The whale's cranium will be part of an interactive art exhibit produced by the local arts organization Proteus Gowanus. The installation will include "illustrations and news items of animal and human sightings in and around the canal from the 1870s to the present," conference organizers said.

Conference organizers have also released a video about Sludgie's necropsy, which revealed that the animal didn't die from the canal's toxins as many assumed, Gannet said.

Sludgie was a baby minke whale that captured public attention after it was spotted swimming in the canal. The whale got its unfortunate nickname as a play on the Carvel ice cream cake Fudgie the Whale.

The marine mammal's death, though not related to pollution, was a stark reminder of the canal's toxicity, and became a moment that mobilized the community, said Gannet, who's lived in Gowanus for 10 years.

Gannet is hoping the TEDx Gowanus conference will be a similarly unifying force in the rapidly changing neighborhood.

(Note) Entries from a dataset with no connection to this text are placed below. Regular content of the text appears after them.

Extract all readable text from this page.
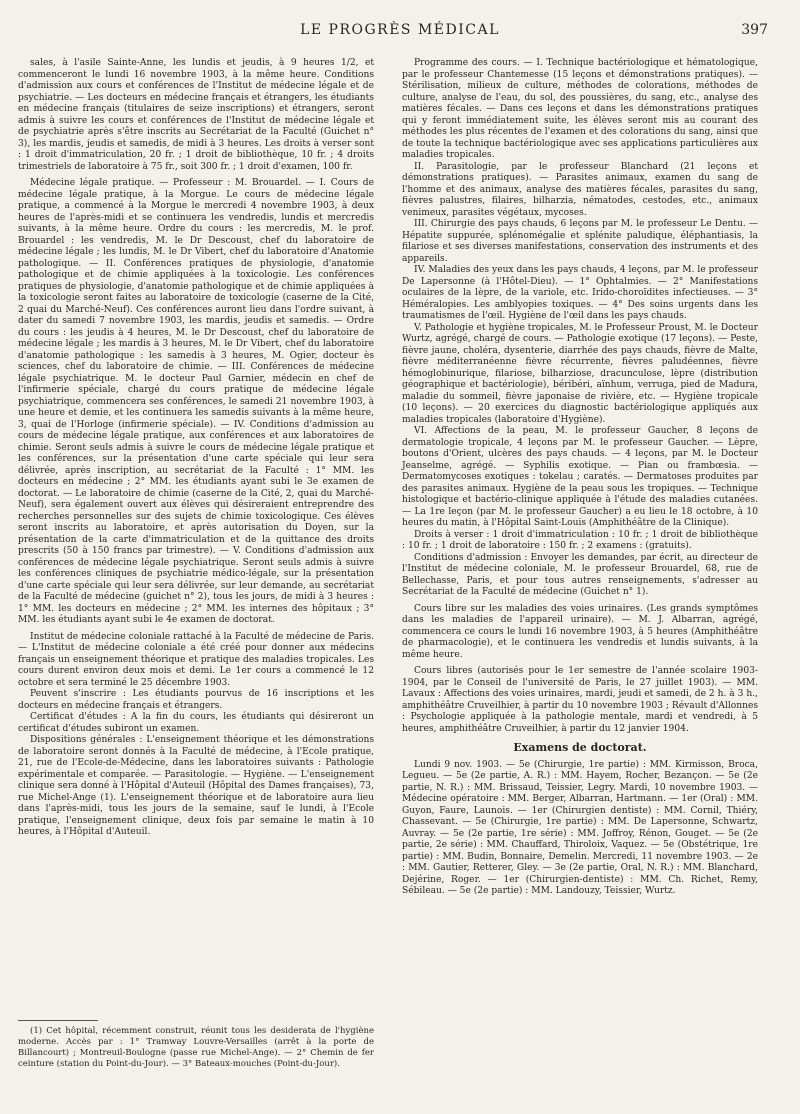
LE PROGRÈS MÉDICAL	397

sales, à l'asile Sainte-Anne, les lundis et jeudis, à 9 heures 1/2, et commenceront le lundi 16 novembre 1903, à la même heure. Conditions d'admission aux cours et conférences de l'Institut de médecine légale et de psychiatrie. — Les docteurs en médecine français et étrangers, les étudiants en médecine français (titulaires de seize inscriptions) et étrangers, seront admis à suivre les cours et conférences de l'Institut de médecine légale et de psychiatrie après s'être inscrits au Secrétariat de la Faculté (Guichet n° 3), les mardis, jeudis et samedis, de midi à 3 heures. Les droits à verser sont : 1 droit d'immatriculation, 20 fr. ; 1 droit de bibliothèque, 10 fr. ; 4 droits trimestriels de laboratoire à 75 fr., soit 300 fr. ; 1 droit d'examen, 100 fr.

Médecine légale pratique. — Professeur : M. Brouardel. — I. Cours de médecine légale pratique, à la Morgue. Le cours de médecine légale pratique, a commencé à la Morgue le mercredi 4 novembre 1903, à deux heures de l'après-midi et se continuera les vendredis, lundis et mercredis suivants, à la même heure. Ordre du cours : les mercredis, M. le prof. Brouardel : les vendredis, M. le Dr Descoust, chef du laboratoire de médecine légale ; les lundis, M. le Dr Vibert, chef du laboratoire d'Anatomie pathologique. — II. Conférences pratiques de physiologie, d'anatomie pathologique et de chimie appliquées à la toxicologie. Les conférences pratiques de physiologie, d'anatomie pathologique et de chimie appliquées à la toxicologie seront faites au laboratoire de toxicologie (caserne de la Cité, 2 quai du Marché-Neuf). Ces conférences auront lieu dans l'ordre suivant, à dater du samedi 7 novembre 1903, les mardis, jeudis et samedis. — Ordre du cours : les jeudis à 4 heures, M. le Dr Descoust, chef du laboratoire de médecine légale ; les mardis à 3 heures, M. le Dr Vibert, chef du laboratoire d'anatomie pathologique : les samedis à 3 heures, M. Ogier, docteur ès sciences, chef du laboratoire de chimie. — III. Conférences de médecine légale psychiatrique. M. le docteur Paul Garnier, médecin en chef de l'infirmerie spéciale, chargé du cours pratique de médecine légale psychiatrique, commencera ses conférences, le samedi 21 novembre 1903, à une heure et demie, et les continuera les samedis suivants à la même heure, 3, quai de l'Horloge (infirmerie spéciale). — IV. Conditions d'admission au cours de médecine légale pratique, aux conférences et aux laboratoires de chimie. Seront seuls admis à suivre le cours de médecine légale pratique et les conférences, sur la présentation d'une carte spéciale qui leur sera délivrée, après inscription, au secrétariat de la Faculté : 1° MM. les docteurs en médecine ; 2° MM. les étudiants ayant subi le 3e examen de doctorat. — Le laboratoire de chimie (caserne de la Cité, 2, quai du Marché-Neuf), sera également ouvert aux élèves qui désireraient entreprendre des recherches personnelles sur des sujets de chimie toxicologique. Ces élèves seront inscrits au laboratoire, et après autorisation du Doyen, sur la présentation de la carte d'immatriculation et de la quittance des droits prescrits (50 à 150 francs par trimestre). — V. Conditions d'admission aux conférences de médecine légale psychiatrique. Seront seuls admis à suivre les conférences cliniques de psychiatrie médico-légale, sur la présentation d'une carte spéciale qui leur sera délivrée, sur leur demande, au secrétariat de la Faculté de médecine (guichet n° 2), tous les jours, de midi à 3 heures : 1° MM. les docteurs en médecine ; 2° MM. les internes des hôpitaux ; 3° MM. les étudiants ayant subi le 4e examen de doctorat.

Institut de médecine coloniale rattaché à la Faculté de médecine de Paris. — L'Institut de médecine coloniale a été créé pour donner aux médecins français un enseignement théorique et pratique des maladies tropicales. Les cours durent environ deux mois et demi. Le 1er cours a commencé le 12 octobre et sera terminé le 25 décembre 1903.

Peuvent s'inscrire : Les étudiants pourvus de 16 inscriptions et les docteurs en médecine français et étrangers.

Certificat d'études : A la fin du cours, les étudiants qui désireront un certificat d'études subiront un examen.

Dispositions générales : L'enseignement théorique et les démonstrations de laboratoire seront donnés à la Faculté de médecine, à l'Ecole pratique, 21, rue de l'Ecole-de-Médecine, dans les laboratoires suivants : Pathologie expérimentale et comparée. — Parasitologie. — Hygiène. — L'enseignement clinique sera donné à l'Hôpital d'Auteuil (Hôpital des Dames françaises), 73, rue Michel-Ange (1). L'enseignement théorique et de laboratoire aura lieu dans l'après-midi, tous les jours de la semaine, sauf le lundi, à l'Ecole pratique, l'enseignement clinique, deux fois par semaine le matin à 10 heures, à l'Hôpital d'Auteuil.

(1) Cet hôpital, récemment construit, réunit tous les desiderata de l'hygiène moderne. Accès par : 1° Tramway Louvre-Versailles (arrêt à la porte de Billancourt) ; Montreuil-Boulogne (passe rue Michel-Ange). — 2° Chemin de fer ceinture (station du Point-du-Jour). — 3° Bateaux-mouches (Point-du-Jour).

Programme des cours. — I. Technique bactériologique et hématologique, par le professeur Chantemesse (15 leçons et démonstrations pratiques). — Stérilisation, milieux de culture, méthodes de colorations, méthodes de culture, analyse de l'eau, du sol, des poussières, du sang, etc., analyse des matières fécales. — Dans ces leçons et dans les démonstrations pratiques qui y feront immédiatement suite, les élèves seront mis au courant des méthodes les plus récentes de l'examen et des colorations du sang, ainsi que de toute la technique bactériologique avec ses applications particulières aux maladies tropicales.

II. Parasitologie, par le professeur Blanchard (21 leçons et démonstrations pratiques). — Parasites animaux, examen du sang de l'homme et des animaux, analyse des matières fécales, parasites du sang, fièvres palustres, filaires, bilharzia, nématodes, cestodes, etc., animaux venimeux, parasites végétaux, mycoses.

III. Chirurgie des pays chauds, 6 leçons par M. le professeur Le Dentu. — Hépatite suppurée, splénomégalie et splénite paludique, éléphantiasis, la filariose et ses diverses manifestations, conservation des instruments et des appareils.

IV. Maladies des yeux dans les pays chauds, 4 leçons, par M. le professeur De Lapersonne (à l'Hôtel-Dieu). — 1° Ophtalmies. — 2° Manifestations oculaires de la lèpre, de la variole, etc. Irido-choroïdites infectieuses. — 3° Héméralopies. Les amblyopies toxiques. — 4° Des soins urgents dans les traumatismes de l'œil. Hygiène de l'œil dans les pays chauds.

V. Pathologie et hygiène tropicales, M. le Professeur Proust, M. le Docteur Wurtz, agrégé, chargé de cours. — Pathologie exotique (17 leçons). — Peste, fièvre jaune, choléra, dysenterie, diarrhée des pays chauds, fièvre de Malte, fièvre méditerranéenne fièvre récurrente, fièvres paludéennes, fièvre hémoglobinurique, filariose, bilharziose, dracunculose, lèpre (distribution géographique et bactériologie), béribéri, aïnhum, verruga, pied de Madura, maladie du sommeil, fièvre japonaise de rivière, etc. — Hygiène tropicale (10 leçons). — 20 exercices du diagnostic bactériologique appliqués aux maladies tropicales (laboratoire d'Hygiène).

VI. Affections de la peau, M. le professeur Gaucher, 8 leçons de dermatologie tropicale, 4 leçons par M. le professeur Gaucher. — Lèpre, boutons d'Orient, ulcères des pays chauds. — 4 leçons, par M. le Docteur Jeanselme, agrégé. — Syphilis exotique. — Pian ou frambœsia. — Dermatomycoses exotiques : tokelau ; caratés. — Dermatoses produites par des parasites animaux. Hygiène de la peau sous les tropiques. — Technique histologique et bactério-clinique appliquée à l'étude des maladies cutanées. — La 1re leçon (par M. le professeur Gaucher) a eu lieu le 18 octobre, à 10 heures du matin, à l'Hôpital Saint-Louis (Amphithéâtre de la Clinique).

Droits à verser : 1 droit d'immatriculation : 10 fr. ; 1 droit de bibliothèque : 10 fr. ; 1 droit de laboratoire : 150 fr. ; 2 examens : (gratuits).

Conditions d'admission : Envoyer les demandes, par écrit, au directeur de l'Institut de médecine coloniale, M. le professeur Brouardel, 68, rue de Bellechasse, Paris, et pour tous autres renseignements, s'adresser au Secrétariat de la Faculté de médecine (Guichet n° 1).

Cours libre sur les maladies des voies urinaires. (Les grands symptômes dans les maladies de l'appareil urinaire). — M. J. Albarran, agrégé, commencera ce cours le lundi 16 novembre 1903, à 5 heures (Amphithéâtre de pharmacologie), et le continuera les vendredis et lundis suivants, à la même heure.

Cours libres (autorisés pour le 1er semestre de l'année scolaire 1903-1904, par le Conseil de l'université de Paris, le 27 juillet 1903). — MM. Lavaux : Affections des voies urinaires, mardi, jeudi et samedi, de 2 h. à 3 h., amphithéâtre Cruveilhier, à partir du 10 novembre 1903 ; Révault d'Allonnes : Psychologie appliquée à la pathologie mentale, mardi et vendredi, à 5 heures, amphithéâtre Cruveilhier, à partir du 12 janvier 1904.

Examens de doctorat.

Lundi 9 nov. 1903. — 5e (Chirurgie, 1re partie) : MM. Kirmisson, Broca, Legueu. — 5e (2e partie, A. R.) : MM. Hayem, Rocher, Bezançon. — 5e (2e partie, N. R.) : MM. Brissaud, Teissier, Legry. Mardi, 10 novembre 1903. — Médecine opératoire : MM. Berger, Albarran, Hartmann. — 1er (Oral) : MM. Guyon, Faure, Launois. — 1er (Chirurgien dentiste) : MM. Cornil, Thiéry, Chassevant. — 5e (Chirurgie, 1re partie) : MM. De Lapersonne, Schwartz, Auvray. — 5e (2e partie, 1re série) : MM. Joffroy, Rénon, Gouget. — 5e (2e partie, 2e série) : MM. Chauffard, Thiroloix, Vaquez. — 5e (Obstétrique, 1re partie) : MM. Budin, Bonnaire, Demelin. Mercredi, 11 novembre 1903. — 2e : MM. Gautier, Retterer, Gley. — 3e (2e partie, Oral, N. R.) : MM. Blanchard, Dejérine, Roger. — 1er (Chirurgien-dentiste) : MM. Ch. Richet, Remy, Sébileau. — 5e (2e partie) : MM. Landouzy, Teissier, Wurtz.
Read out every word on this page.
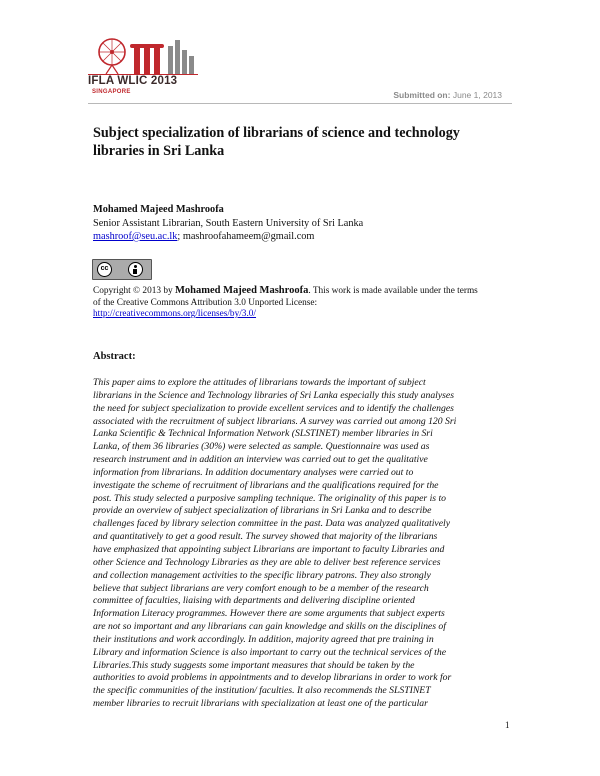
IFLA WLIC 2013
SINGAPORE	Submitted on: June 1, 2013
Subject specialization of librarians of science and technology
libraries in Sri Lanka
Mohamed Majeed Mashroofa
Senior Assistant Librarian, South Eastern University of Sri Lanka
mashroof@seu.ac.lk; mashroofahameem@gmail.com
cc
Copyright © 2013 by Mohamed Majeed Mashroofa. This work is made available under the terms
of the Creative Commons Attribution 3.0 Unported License:
http://creativecommons.org/licenses/by/3.0/
Abstract:
This paper aims to explore the attitudes of librarians towards the important of subject
librarians in the Science and Technology libraries of Sri Lanka especially this study analyses
the need for subject specialization to provide excellent services and to identify the challenges
associated with the recruitment of subject librarians. A survey was carried out among 120 Sri
Lanka Scientific & Technical Information Network (SLSTINET) member libraries in Sri
Lanka, of them 36 libraries (30%) were selected as sample. Questionnaire was used as
research instrument and in addition an interview was carried out to get the qualitative
information from librarians. In addition documentary analyses were carried out to
investigate the scheme of recruitment of librarians and the qualifications required for the
post. This study selected a purposive sampling technique. The originality of this paper is to
provide an overview of subject specialization of librarians in Sri Lanka and to describe
challenges faced by library selection committee in the past. Data was analyzed qualitatively
and quantitatively to get a good result. The survey showed that majority of the librarians
have emphasized that appointing subject Librarians are important to faculty Libraries and
other Science and Technology Libraries as they are able to deliver best reference services
and collection management activities to the specific library patrons. They also strongly
believe that subject librarians are very comfort enough to be a member of the research
committee of faculties, liaising with departments and delivering discipline oriented
Information Literacy programmes. However there are some arguments that subject experts
are not so important and any librarians can gain knowledge and skills on the disciplines of
their institutions and work accordingly. In addition, majority agreed that pre training in
Library and information Science is also important to carry out the technical services of the
Libraries.This study suggests some important measures that should be taken by the
authorities to avoid problems in appointments and to develop librarians in order to work for
the specific communities of the institution/ faculties. It also recommends the SLSTINET
member libraries to recruit librarians with specialization at least one of the particular
1
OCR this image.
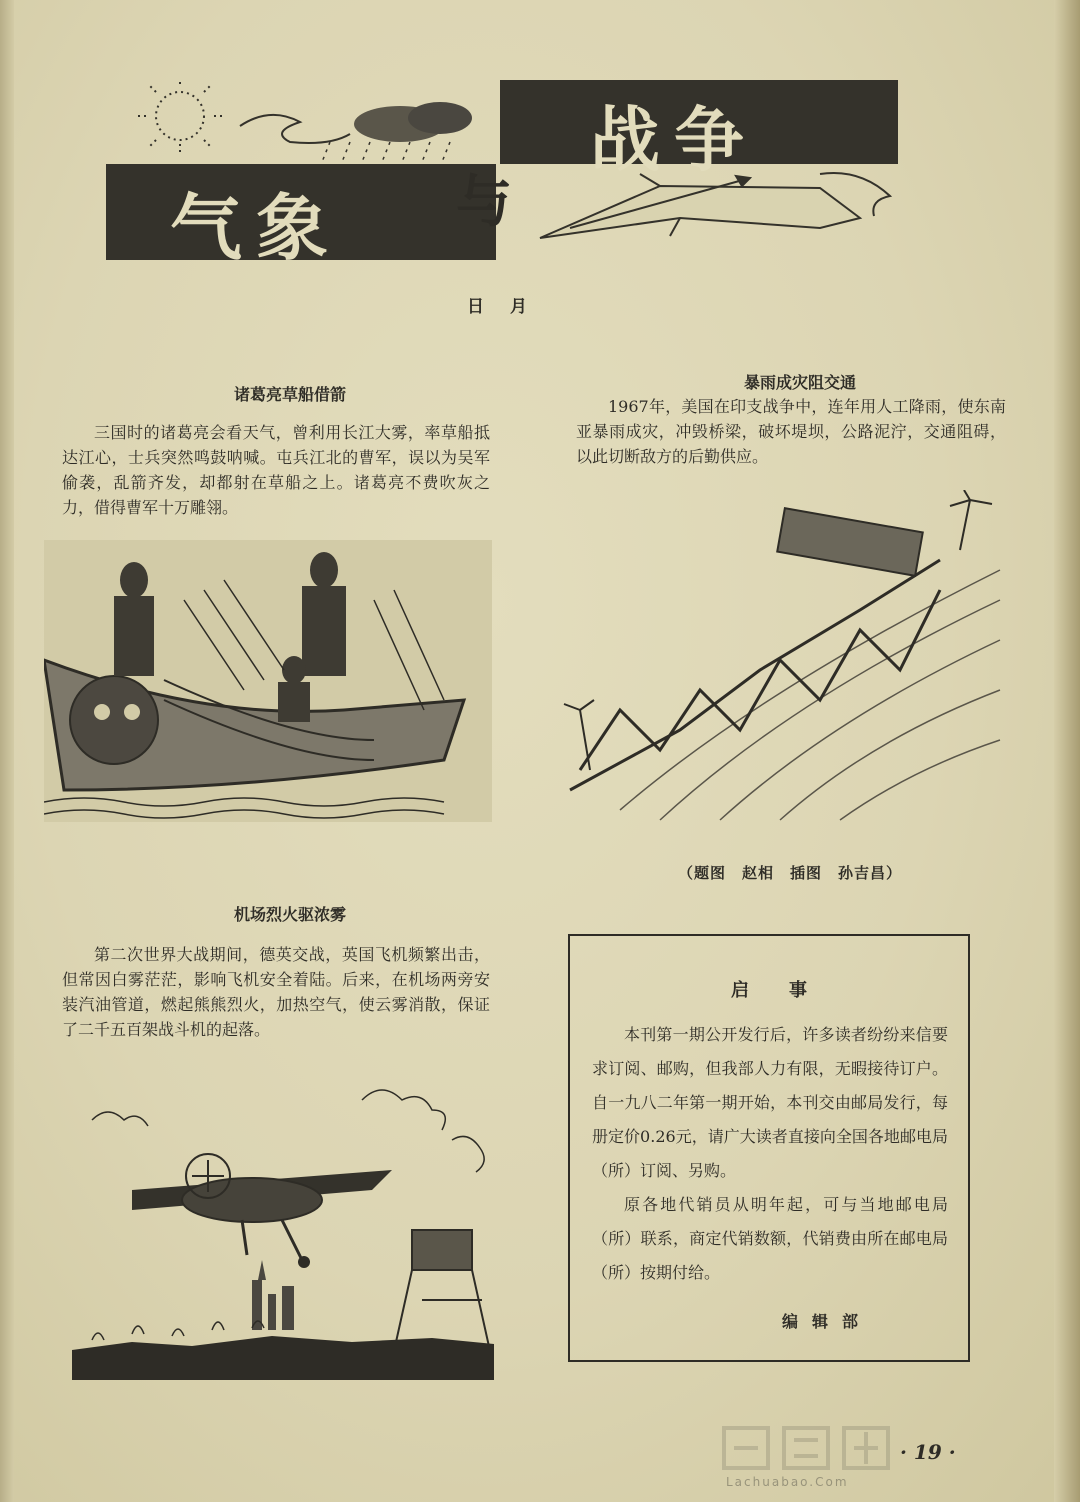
气象 与
战争
日月
诸葛亮草船借箭

三国时的诸葛亮会看天气，曾利用长江大雾，率草船抵达江心，士兵突然鸣鼓呐喊。屯兵江北的曹军，误以为吴军偷袭，乱箭齐发，却都射在草船之上。诸葛亮不费吹灰之力，借得曹军十万雕翎。

暴雨成灾阻交通

1967年，美国在印支战争中，连年用人工降雨，使东南亚暴雨成灾，冲毁桥梁，破坏堤坝，公路泥泞，交通阻碍，以此切断敌方的后勤供应。

（题图　赵相　插图　孙吉昌）
机场烈火驱浓雾

第二次世界大战期间，德英交战，英国飞机频繁出击，但常因白雾茫茫，影响飞机安全着陆。后来，在机场两旁安装汽油管道，燃起熊熊烈火，加热空气，使云雾消散，保证了二千五百架战斗机的起落。

启事

本刊第一期公开发行后，许多读者纷纷来信要求订阅、邮购，但我部人力有限，无暇接待订户。自一九八二年第一期开始，本刊交由邮局发行，每册定价0.26元，请广大读者直接向全国各地邮电局（所）订阅、另购。

原各地代销员从明年起，可与当地邮电局（所）联系，商定代销数额，代销费由所在邮电局（所）按期付给。

编辑部
Lachuabao.Com
· 19 ·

The one-day event will feature speakers on a range of "Gowanus-inspired ideas," including the science behind the canal's impending cleanup, the neighborhood's role in the Battle of Brooklyn, and the area's artists and innovators.

"It feels like this is the right moment to hit the pause button, have a talk about the area, and really share the things that inspire us and our vision for the future of Gowanus," Gannet said.